Her new sideline is keeping the grandmother of three busier than expected, but she’s no stranger to this kind of assembly-line manufacturing. When her kids were little, Claire had a business making baby quilts and bibs. One day she’ll cut the fabric for 100 masks, the next day she’ll sew one edge of each mask. Working this way, she estimates it takes her under 10 minutes per mask. Claire uses some of the proceeds for her charity work with the Warwick Area Migrant Committee – to help pay for birthday celebrations for the kids of migrant workers, for instance – and the Lions Club, which is getting together a holiday project for children in need. She gets a kick out of picking fabrics, especially for custom orders like the one for her niece, a history teacher who will go into her U.S. history unit with a mask featuring the preamble to the Constitution. It’s also fun to see her handiwork on strangers’ faces at ShopRite.

Brianna Chinas, a ninth-grader at Warwick Valley High School, found her niche in kid-sized masks, after noticing kids in ill-fitting masks that looked uncomfortable. She had liked learning to sew in the home and careers class she took in middle school, and had kept at it, using her mom’s sewing machine. When the pandemic hit, she started researching designs and giving masks she’d made to her young cousins to try. When she nailed the design, she started selling them. Some weeks she sells two, others, 20. She sees sewing as an art form and wants to start embroidering her masks, to make them even more unique and playful. She goes for bright colors that will “draw kids to the mask, so they feel more excited – at least a little bit more,” about wearing it, she said. With a proper fit, she hopes “it’s not so annoying wearing the mask all day, especially if they’re going to school.” For now, she is reinvesting her profits in mask-making materials.

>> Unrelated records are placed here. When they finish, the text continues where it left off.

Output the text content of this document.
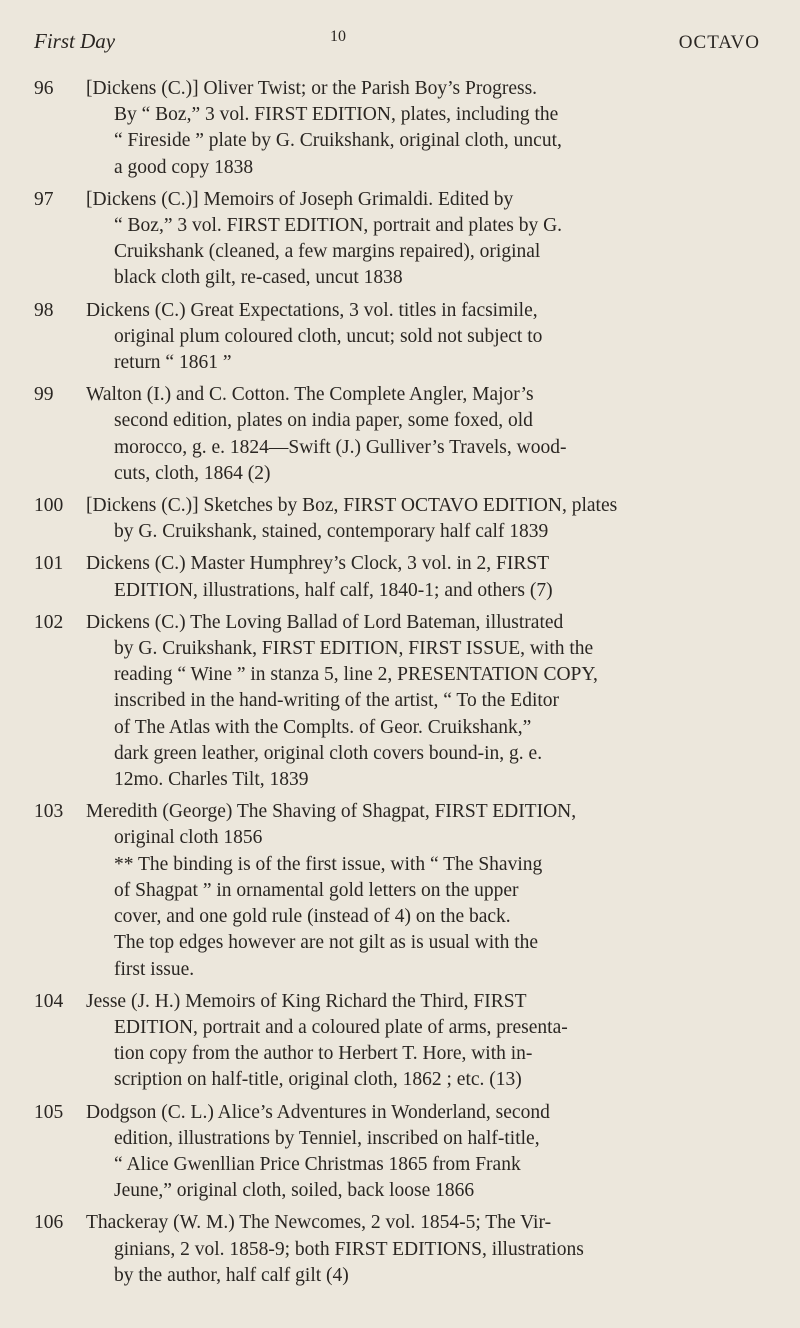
First Day	OCTAVO
10
96	[Dickens (C.)] Oliver Twist; or the Parish Boy’s Progress.
By “ Boz,” 3 vol. FIRST EDITION, plates, including the
“ Fireside ” plate by G. Cruikshank, original cloth, uncut,
a good copy 1838
97	[Dickens (C.)] Memoirs of Joseph Grimaldi. Edited by
“ Boz,” 3 vol. FIRST EDITION, portrait and plates by G.
Cruikshank (cleaned, a few margins repaired), original
black cloth gilt, re-cased, uncut 1838
98	Dickens (C.) Great Expectations, 3 vol. titles in facsimile,
original plum coloured cloth, uncut; sold not subject to
return “ 1861 ”
99	Walton (I.) and C. Cotton. The Complete Angler, Major’s
second edition, plates on india paper, some foxed, old
morocco, g. e. 1824—Swift (J.) Gulliver’s Travels, wood-
cuts, cloth, 1864 (2)
100	[Dickens (C.)] Sketches by Boz, FIRST OCTAVO EDITION, plates
by G. Cruikshank, stained, contemporary half calf 1839
101	Dickens (C.) Master Humphrey’s Clock, 3 vol. in 2, FIRST
EDITION, illustrations, half calf, 1840-1; and others (7)
102	Dickens (C.) The Loving Ballad of Lord Bateman, illustrated
by G. Cruikshank, FIRST EDITION, FIRST ISSUE, with the
reading “ Wine ” in stanza 5, line 2, PRESENTATION COPY,
inscribed in the hand-writing of the artist, “ To the Editor
of The Atlas with the Complts. of Geor. Cruikshank,”
dark green leather, original cloth covers bound-in, g. e.
12mo. Charles Tilt, 1839
103	Meredith (George) The Shaving of Shagpat, FIRST EDITION,
original cloth 1856
** The binding is of the first issue, with “ The Shaving
of Shagpat ” in ornamental gold letters on the upper
cover, and one gold rule (instead of 4) on the back.
The top edges however are not gilt as is usual with the
first issue.
104	Jesse (J. H.) Memoirs of King Richard the Third, FIRST
EDITION, portrait and a coloured plate of arms, presenta-
tion copy from the author to Herbert T. Hore, with in-
scription on half-title, original cloth, 1862 ; etc. (13)
105	Dodgson (C. L.) Alice’s Adventures in Wonderland, second
edition, illustrations by Tenniel, inscribed on half-title,
“ Alice Gwenllian Price Christmas 1865 from Frank
Jeune,” original cloth, soiled, back loose 1866
106	Thackeray (W. M.) The Newcomes, 2 vol. 1854-5; The Vir-
ginians, 2 vol. 1858-9; both FIRST EDITIONS, illustrations
by the author, half calf gilt (4)
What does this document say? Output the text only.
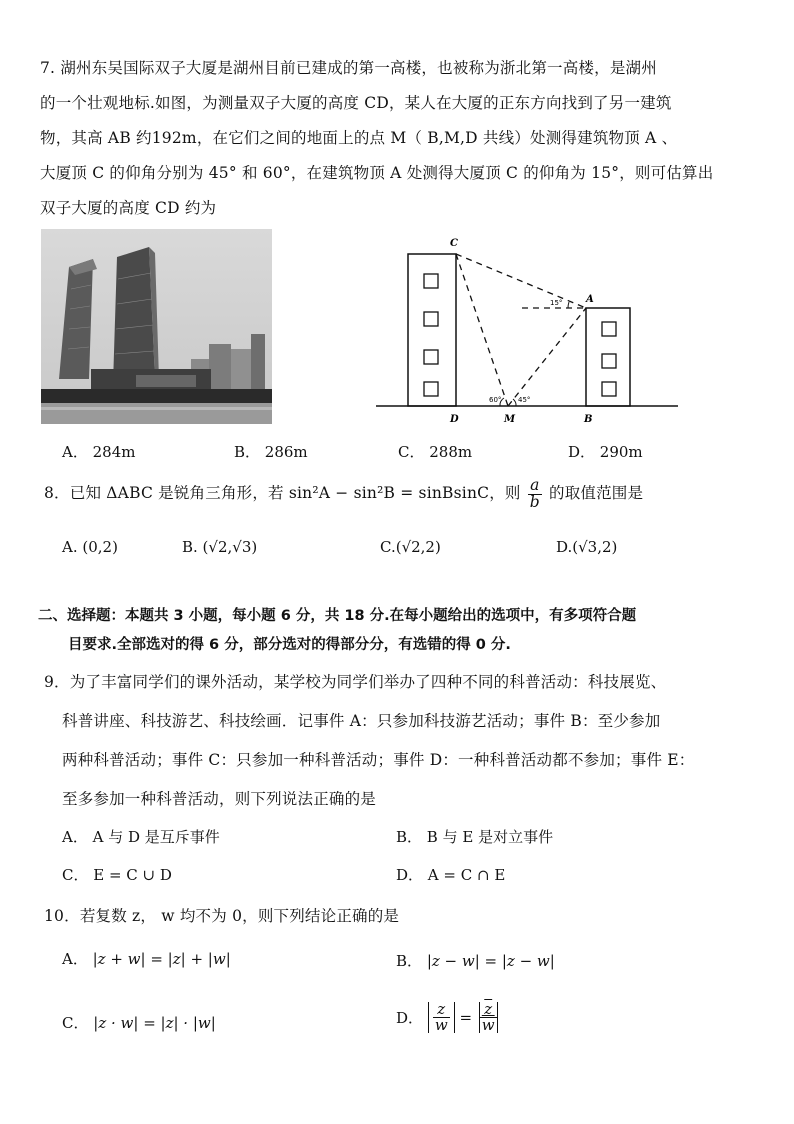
7. 湖州东吴国际双子大厦是湖州目前已建成的第一高楼，也被称为浙北第一高楼，是湖州
的一个壮观地标.如图，为测量双子大厦的高度 CD，某人在大厦的正东方向找到了另一建筑
物，其高 AB 约192m，在它们之间的地面上的点 M（ B,M,D 共线）处测得建筑物顶 A 、
大厦顶 C 的仰角分别为 45° 和 60°，在建筑物顶 A 处测得大厦顶 C 的仰角为 15°，则可估算出
双子大厦的高度 CD 约为
C
A
D	M	B
15°
60° 45°
A． 284m	B． 286m	C． 288m	D． 290m
8．已知 ΔABC 是锐角三角形，若 sin²A − sin²B = sinBsinC，则 $\frac{a}{b}$ 的取值范围是
A. (0,2)	B. (√2,√3)	C.(√2,2)	D.(√3,2)
二、选择题：本题共 3 小题，每小题 6 分，共 18 分.在每小题给出的选项中，有多项符合题
目要求.全部选对的得 6 分，部分选对的得部分分，有选错的得 0 分.
9．为了丰富同学们的课外活动，某学校为同学们举办了四种不同的科普活动：科技展览、
科普讲座、科技游艺、科技绘画．记事件 A：只参加科技游艺活动；事件 B：至少参加
两种科普活动；事件 C：只参加一种科普活动；事件 D：一种科普活动都不参加；事件 E：
至多参加一种科普活动，则下列说法正确的是
A． A 与 D 是互斥事件	B． B 与 E 是对立事件
C． E = C ∪ D	D． A = C ∩ E
10．若复数 z， w 均不为 0，则下列结论正确的是
A． |z + w| = |z| + |w|	B． |z − w| = |z − w|
C． |z · w| = |z| · |w|	D． $\frac{z}{w} = \frac{\overline{z}}{w}$
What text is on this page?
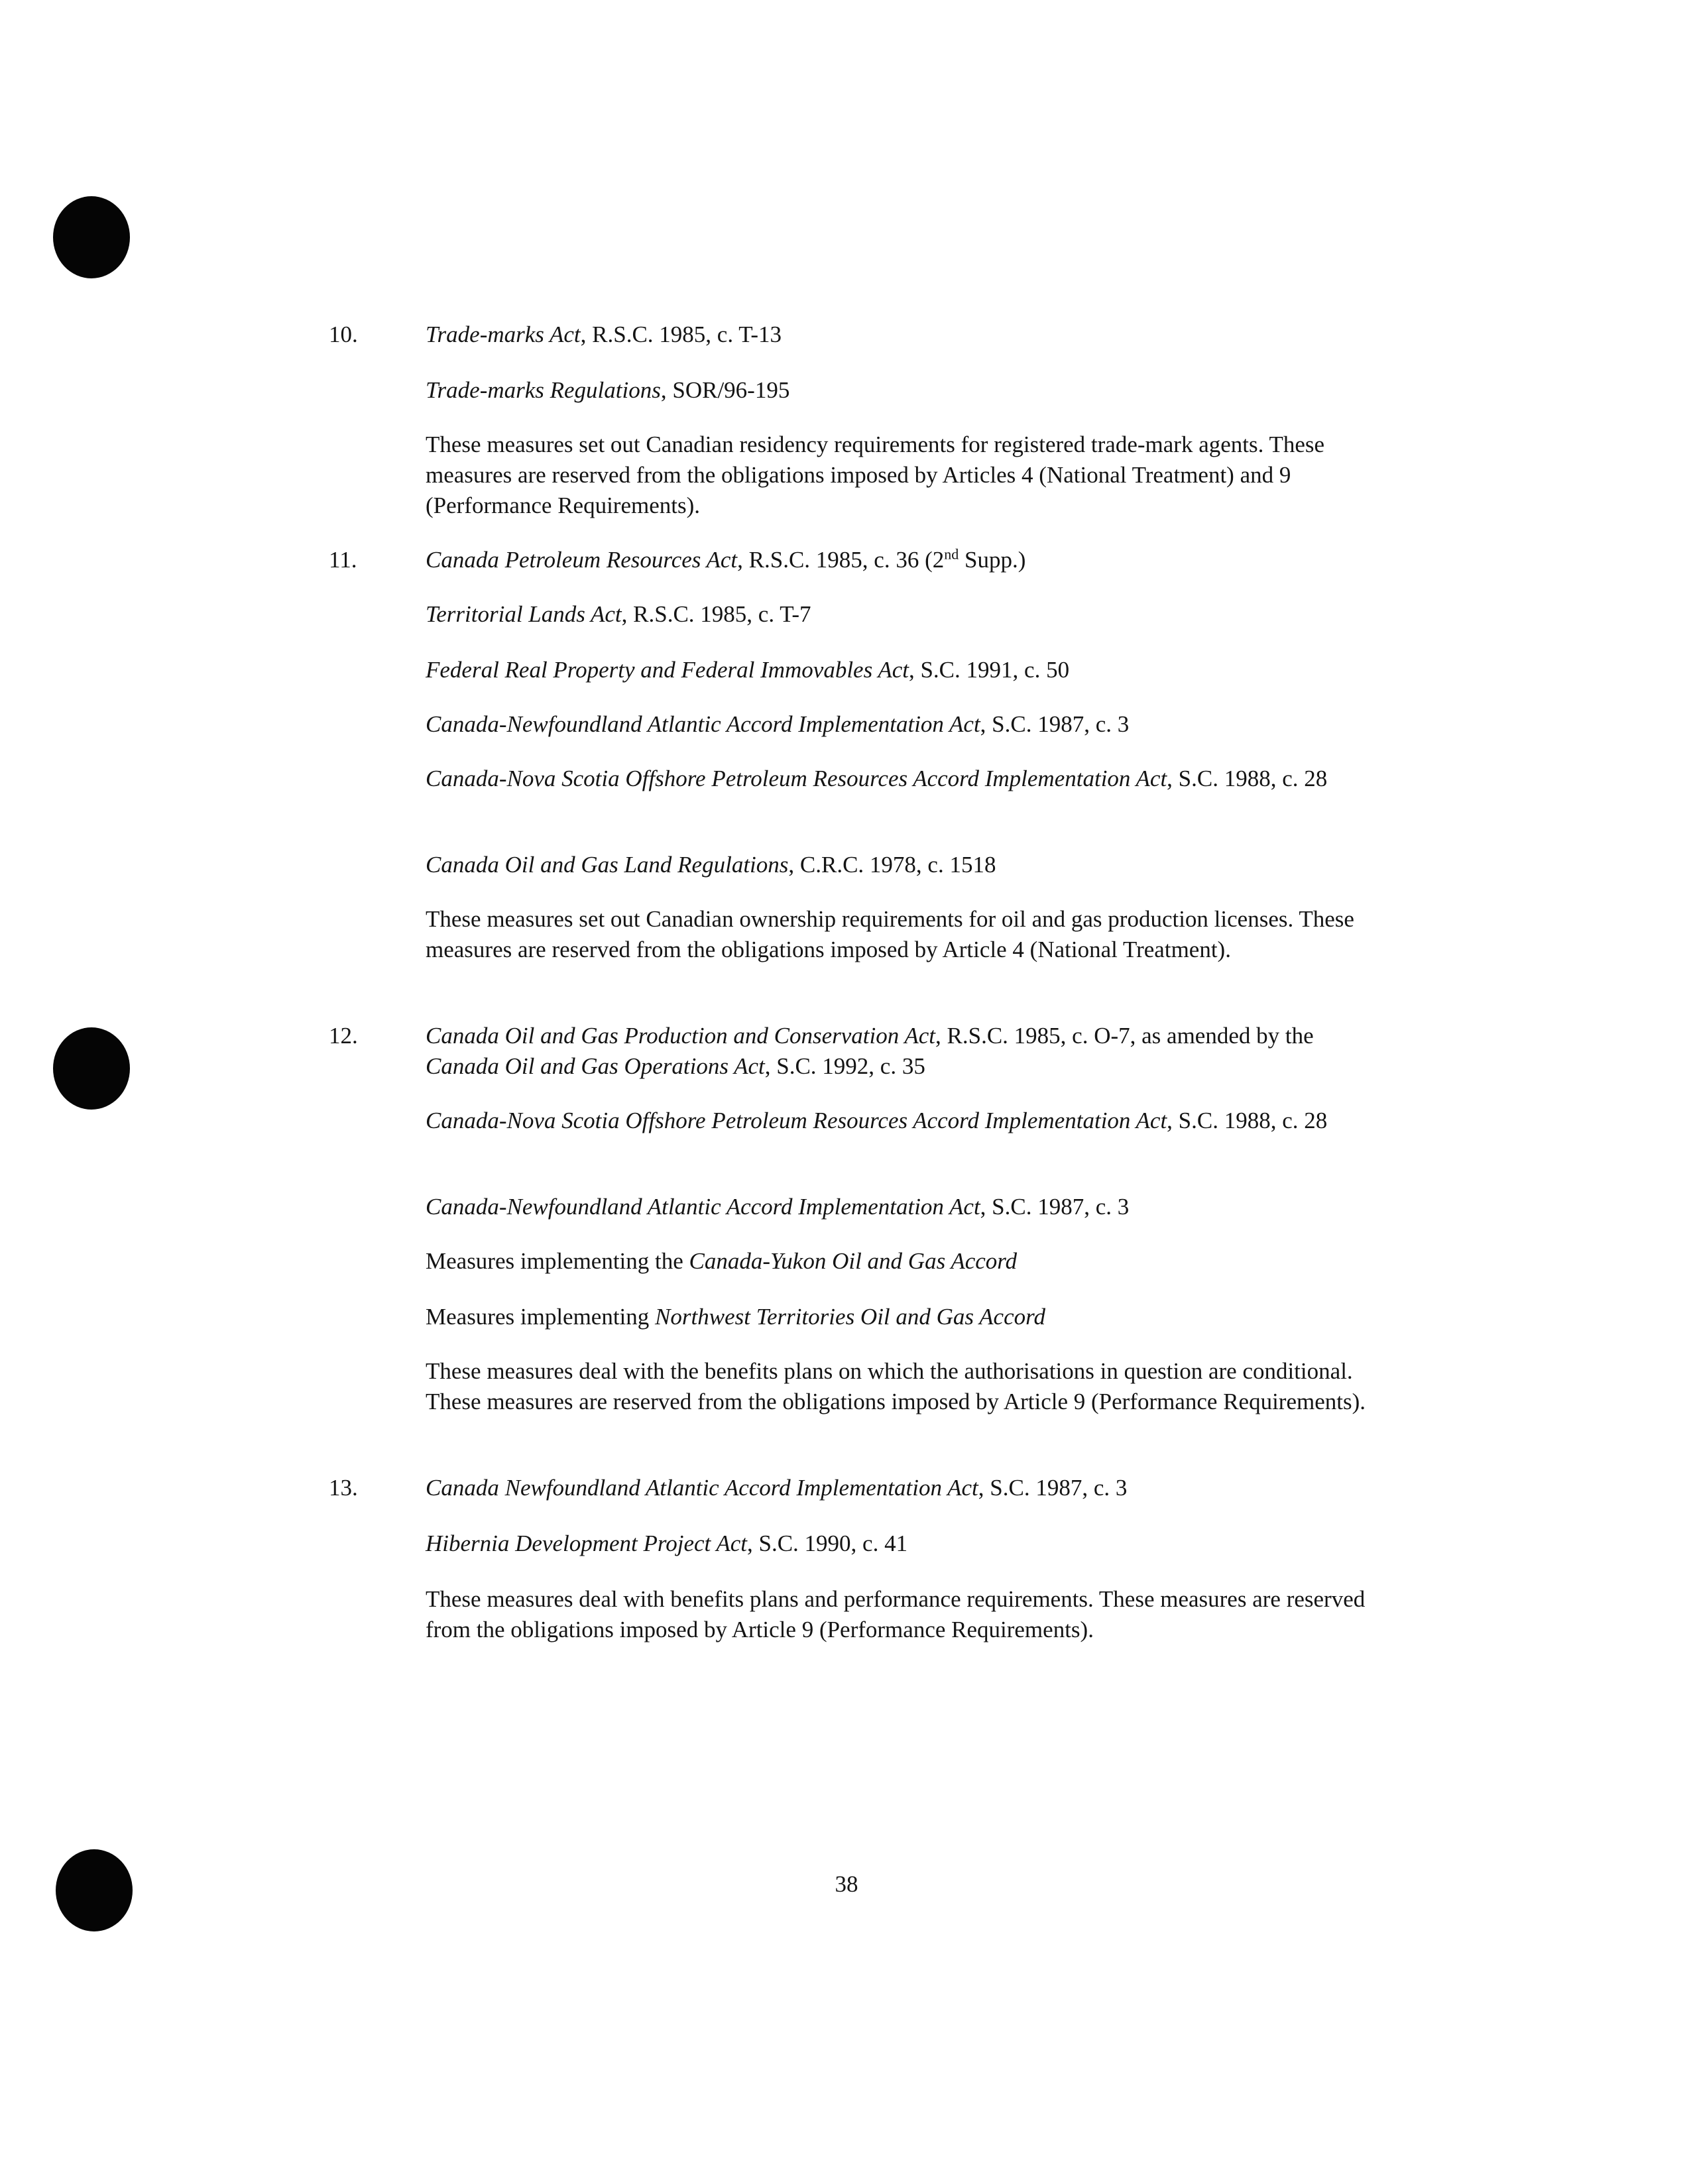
10.	Trade-marks Act, R.S.C. 1985, c. T-13
Trade-marks Regulations, SOR/96-195
These measures set out Canadian residency requirements for registered trade-mark agents. These measures are reserved from the obligations imposed by Articles 4 (National Treatment) and 9 (Performance Requirements).
11.	Canada Petroleum Resources Act, R.S.C. 1985, c. 36 (2nd Supp.)
Territorial Lands Act, R.S.C. 1985, c. T-7
Federal Real Property and Federal Immovables Act, S.C. 1991, c. 50
Canada-Newfoundland Atlantic Accord Implementation Act, S.C. 1987, c. 3
Canada-Nova Scotia Offshore Petroleum Resources Accord Implementation Act, S.C. 1988, c. 28
Canada Oil and Gas Land Regulations, C.R.C. 1978, c. 1518
These measures set out Canadian ownership requirements for oil and gas production licenses. These measures are reserved from the obligations imposed by Article 4 (National Treatment).
12.	Canada Oil and Gas Production and Conservation Act, R.S.C. 1985, c. O-7, as amended by the Canada Oil and Gas Operations Act, S.C. 1992, c. 35
Canada-Nova Scotia Offshore Petroleum Resources Accord Implementation Act, S.C. 1988, c. 28
Canada-Newfoundland Atlantic Accord Implementation Act, S.C. 1987, c. 3
Measures implementing the Canada-Yukon Oil and Gas Accord
Measures implementing Northwest Territories Oil and Gas Accord
These measures deal with the benefits plans on which the authorisations in question are conditional. These measures are reserved from the obligations imposed by Article 9 (Performance Requirements).
13.	Canada Newfoundland Atlantic Accord Implementation Act, S.C. 1987, c. 3
Hibernia Development Project Act, S.C. 1990, c. 41
These measures deal with benefits plans and performance requirements. These measures are reserved from the obligations imposed by Article 9 (Performance Requirements).
38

Gabelmann’s and Chinas’ masks are for sale in front of Conscious Fork in Warwick, owned by Claire’s daughter, Kim Gabelmann. All proceeds go to the makers.

$5
Conscious Fork, 16 Railroad Ave., Warwick NY

Snack pouch

Goodbye Ziplocs. These washable cotton pouches are much more fun. The large pouch fits a sandwich perfectly or a few pieces of fruit. The small one is just right for a snack, or for tossing little things like toiletries or jewelry into larger bags on-the-go. They’re 100-percent cotton, lined with nylon and topped with a strip of commercial-grade Velcro that’s easy for kids to open and close on their own, but stays firmly closed in a backpack. The creator, Kimberly Corwin Gray, a Lake Placid native, takes earth-friendly to the next level, blending leftover cotton scraps up to make cotton paper.

Gray, who works for the Adirondack Land Trust, fell into entrepreneurship in 2019 when she sent out a Facebook invitation to friends and family to try the ecofriendly wares she was stitching up at home. Her husband came up with the business name, a nod to her deadline-oriented work habits, and voila: a cottage industry was born. In addition to pouches, she’s making beeswax wrap, upcycled totes from feed bags and wool dryer balls, whose wool she sources from a sheep named Marley at a nearby animal rescue.